Do you remember the time when Facebook rolled out ‘Timeline’ to replace Facebook profiles? Or perhaps that time when Microsoft proudly showed the world for the first time, what Windows Phone 8’s tiles and ‘Metro UI’ would look like? Surely you remember the time when, more recently, Apple launched a visually revamped iOS 7?
What do all these events have in common? Two things : User Experience (UX) Evolution and Hatred.
All of these are instances of how large corporations have boldly tried to break the monotony and come up with a product that looks refreshingly new and different. They dreamed of a revolution in the way people interact with their phones and computers. Without exception however, all of these brave acts were shunned with hatred and loathing. What a bummer it would have been for all the designers, developers and testers who spent so much of their valuable time to carry these changes from the whiteboard to reality!
That’s the inherent problem with investing in UX Evolution – a majority of your users will almost always hate it at first, and most of them won’t even know why they hate it. It is hard-wired too deep into our human minds, to hate and resist change.
Did you add a new set of buttons?
“Ugh, there are so many buttons now.”
Did you tone down the colors?
“Ugh, it’s so dull now”
Did you try simplifying and improving on readability by removing unnecessary 3D effects and shadows?
“Ugh, it’s so flat now.. so old-fashioned”
This problem is particularly accentuated for large corporations with large user bases. The more varied your user base is, the tougher it is to come up with a solution that pleases everyone.

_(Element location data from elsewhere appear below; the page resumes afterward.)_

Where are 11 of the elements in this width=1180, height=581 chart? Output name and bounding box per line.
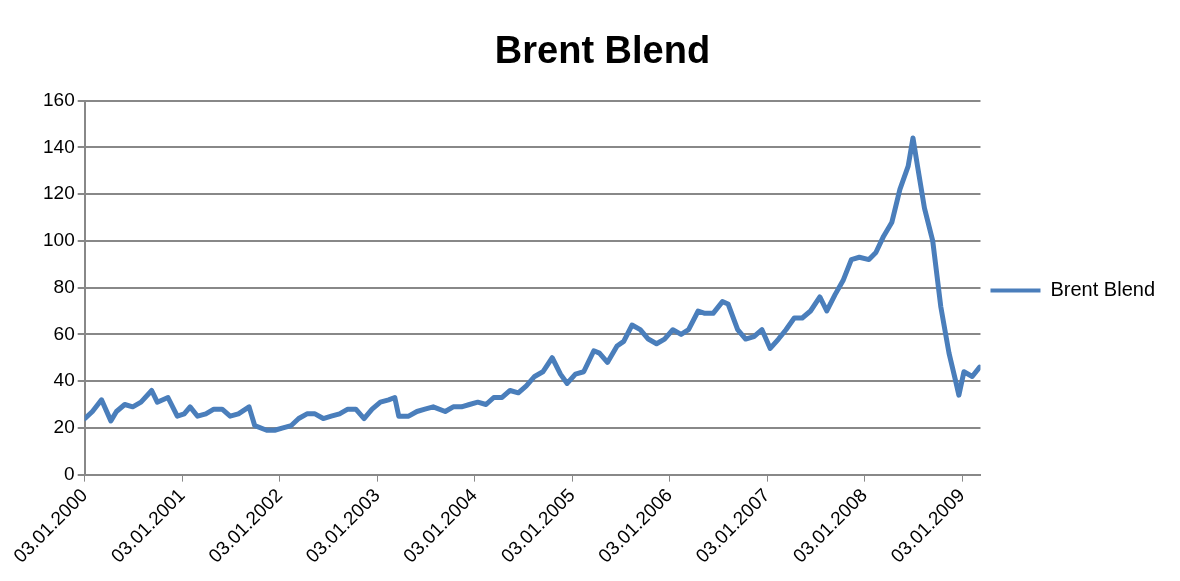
y-tick-label: 60 bbox=[53, 322, 75, 344]
y-tick-label: 120 bbox=[43, 182, 75, 204]
y-tick-label: 160 bbox=[43, 88, 75, 110]
y-tick-label: 140 bbox=[43, 135, 75, 157]
y-tick-label: 100 bbox=[43, 229, 75, 251]
y-tick-label: 40 bbox=[53, 369, 75, 391]
y-tick-label: 0 bbox=[64, 462, 75, 484]
chart-title: Brent Blend bbox=[494, 29, 711, 72]
y-tick-label: 80 bbox=[53, 275, 75, 297]
legend-label: Brent Blend bbox=[1050, 278, 1155, 301]
y-tick-label: 20 bbox=[53, 416, 75, 438]
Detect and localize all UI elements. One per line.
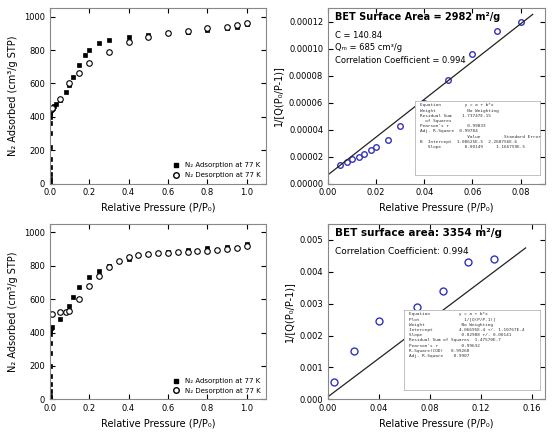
- Text: BET surface area: 3354 m²/g: BET surface area: 3354 m²/g: [334, 228, 502, 238]
- Y-axis label: 1/[Q(P₀/P-1)]: 1/[Q(P₀/P-1)]: [284, 281, 294, 342]
- X-axis label: Relative Pressure (P/P₀): Relative Pressure (P/P₀): [379, 419, 493, 429]
- Text: BET Surface Area = 2982 m²/g: BET Surface Area = 2982 m²/g: [334, 12, 500, 22]
- Legend: N₂ Adsorption at 77 K, N₂ Desorption at 77 K: N₂ Adsorption at 77 K, N₂ Desorption at …: [167, 376, 263, 396]
- Text: C = 140.84: C = 140.84: [334, 31, 382, 40]
- Y-axis label: 1/[Q(P₀/P-1)]: 1/[Q(P₀/P-1)]: [273, 66, 283, 126]
- Y-axis label: N₂ Adsorbed (cm³/g STP): N₂ Adsorbed (cm³/g STP): [8, 251, 18, 372]
- Text: Qₘ = 685 cm³/g: Qₘ = 685 cm³/g: [334, 43, 402, 52]
- X-axis label: Relative Pressure (P/P₀): Relative Pressure (P/P₀): [101, 203, 216, 213]
- Legend: N₂ Adsorption at 77 K, N₂ Desorption at 77 K: N₂ Adsorption at 77 K, N₂ Desorption at …: [167, 160, 263, 180]
- X-axis label: Relative Pressure (P/P₀): Relative Pressure (P/P₀): [101, 419, 216, 429]
- Text: Correlation Coefficient = 0.994: Correlation Coefficient = 0.994: [334, 55, 465, 65]
- Text: Correlation Coefficient: 0.994: Correlation Coefficient: 0.994: [334, 247, 468, 256]
- Y-axis label: N₂ Adsorbed (cm³/g STP): N₂ Adsorbed (cm³/g STP): [8, 36, 18, 156]
- X-axis label: Relative Pressure (P/P₀): Relative Pressure (P/P₀): [379, 203, 493, 213]
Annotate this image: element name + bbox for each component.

Looking at the bright side (“Ugh, it’s so bright now”) of things though, we see that Facebook’s Timeline, Microsoft’s Windows Phone 8 and Apple’s iOS7 are all successful products today. Their struggles are testimony to the fact that end users don’t always know what’s best for them. Backed by a skilled set of designers and developers who work in close collaboration with a sample of end users, corporations need to push their revolutionary UX changes to the market – even if they aren’t greeted with a red carpet at first.
This is more relevant today than ever before, because we no longer have just the ‘desktop computer’ to work with. We have computers in all shapes and sizes, and with varied capabilities that our ‘traditional UI patterns’ cannot cater effectively to. This is the time for disruptive UX innovations and it is good – for both the consumer and for software company – even if it doesn’t seem so at first. On the same note, I am happy and proud to see SAP make bold moves in the right direction, with Fiori and with heavy investments in the UI5 framework itself.
With time, once people realize that this ‘new way’ of interacting with their computers is actually helping them save time and boost productivity, they’ll love it. And then nothing at all can go wrong – until, of course, another wave of UX evolution comes around.